Currently, there is a
mandatory five-month
waiting period.

CLEVELAND (AP) — A state agency that handles Social Security disability claims has asked Ohio’s congressional delegation to back a proposal that would allow terminally ill patients to receive payments quickly.

The seven-member Ohio Rehabilitation Services Commission, which handled 169,392 disability claims in Ohio last year, endorsed the bill proposed by U.S. Sen. Sherrod Brown, D-Ohio, and called for his Ohio colleagues on Capitol Hill to support the measure, which would waive a five-month waiting period for such patients.

“Terminally ill beneficiaries deserve their money as soon as they are approved,” said John M. Connelly, executive director of the commission. “The long waiting period is an unnecessary hurdle to jump.”

The five-month wait reflects a standard back-to-work benchmark and is meant to avoid paying benefits to those who don’t have a long-term disability, U.S. Social Security Administration spokeswoman Carmen Moreno said Friday.

The agency administers disability programs established by law but doesn’t comment on pending legislation, she said.

Moreno had no immediate estimate on how many disabled Americans die while awaiting their first benefit payment. Social Security processed 2.5 million disability claims last year, approving 34 percent.

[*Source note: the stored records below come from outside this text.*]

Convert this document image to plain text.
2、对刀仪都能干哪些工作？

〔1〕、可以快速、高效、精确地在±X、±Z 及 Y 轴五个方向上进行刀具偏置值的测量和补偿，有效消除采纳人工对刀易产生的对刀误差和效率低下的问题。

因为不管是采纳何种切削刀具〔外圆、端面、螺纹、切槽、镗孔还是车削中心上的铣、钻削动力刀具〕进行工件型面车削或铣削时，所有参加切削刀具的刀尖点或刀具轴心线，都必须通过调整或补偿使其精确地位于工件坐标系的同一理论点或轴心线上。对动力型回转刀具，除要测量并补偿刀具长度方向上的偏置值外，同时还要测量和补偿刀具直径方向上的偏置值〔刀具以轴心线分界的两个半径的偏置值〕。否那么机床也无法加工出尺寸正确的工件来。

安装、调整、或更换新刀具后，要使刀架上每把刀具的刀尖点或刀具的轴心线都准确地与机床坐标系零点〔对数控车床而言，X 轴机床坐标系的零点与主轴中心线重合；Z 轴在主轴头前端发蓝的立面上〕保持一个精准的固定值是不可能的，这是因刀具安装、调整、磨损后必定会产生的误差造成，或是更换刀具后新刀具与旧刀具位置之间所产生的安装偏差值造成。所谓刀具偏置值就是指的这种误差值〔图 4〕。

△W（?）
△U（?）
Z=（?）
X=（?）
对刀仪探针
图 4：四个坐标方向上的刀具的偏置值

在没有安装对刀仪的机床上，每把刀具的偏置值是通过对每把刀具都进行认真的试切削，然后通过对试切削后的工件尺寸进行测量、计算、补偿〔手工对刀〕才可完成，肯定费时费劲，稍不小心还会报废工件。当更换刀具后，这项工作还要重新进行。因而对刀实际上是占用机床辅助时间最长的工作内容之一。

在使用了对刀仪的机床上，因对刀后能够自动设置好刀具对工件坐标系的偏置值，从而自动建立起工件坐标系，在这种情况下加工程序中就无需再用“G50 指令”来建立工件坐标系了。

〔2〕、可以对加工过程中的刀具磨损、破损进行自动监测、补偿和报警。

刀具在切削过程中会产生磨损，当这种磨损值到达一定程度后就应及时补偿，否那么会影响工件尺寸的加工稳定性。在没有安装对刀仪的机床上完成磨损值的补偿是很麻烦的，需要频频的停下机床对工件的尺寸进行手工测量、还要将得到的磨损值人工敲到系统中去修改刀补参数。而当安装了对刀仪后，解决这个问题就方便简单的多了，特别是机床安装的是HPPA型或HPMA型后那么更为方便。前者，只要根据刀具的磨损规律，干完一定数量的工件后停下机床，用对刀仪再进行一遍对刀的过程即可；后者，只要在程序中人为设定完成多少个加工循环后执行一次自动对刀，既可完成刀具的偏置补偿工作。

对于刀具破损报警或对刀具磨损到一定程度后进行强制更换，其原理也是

Brown named his proposal for Arthur Woolweaver Jr. of Cuyahoga Falls, who was terminally ill when his $1,800 monthly disability payments were approved but was told the first payment would begin after a mandatory five-month waiting period.

He died before the payments began.

Woolweaver, 58, who had cancer, died last June 12, six days after his wife called Brown’s office to ask about his disability claim.

With a family in that type situation, “This ought to be one place where we can lift the burden on them,” Brown said Friday by phone in between stops in western Ohio.

His bill, introduced Sept. 12, has been referred to committee and there have been no hearings so far. Brown said he was hoping to link his proposal to other legislation, a tactic often used in the Senate, where he said free-standing bills are less common.

Brown said fairness requires speeding up payments to those like Woolweaver who paid into Social Security for years and had little time to live after a disability finding.

“It’s something we ought to do. When somebody has worked like Mr. Woolweaver did all his life, he earned this and because of this pretty much automatic five-month wait, he died before he got it. That just shouldn’t happen,” Brown said.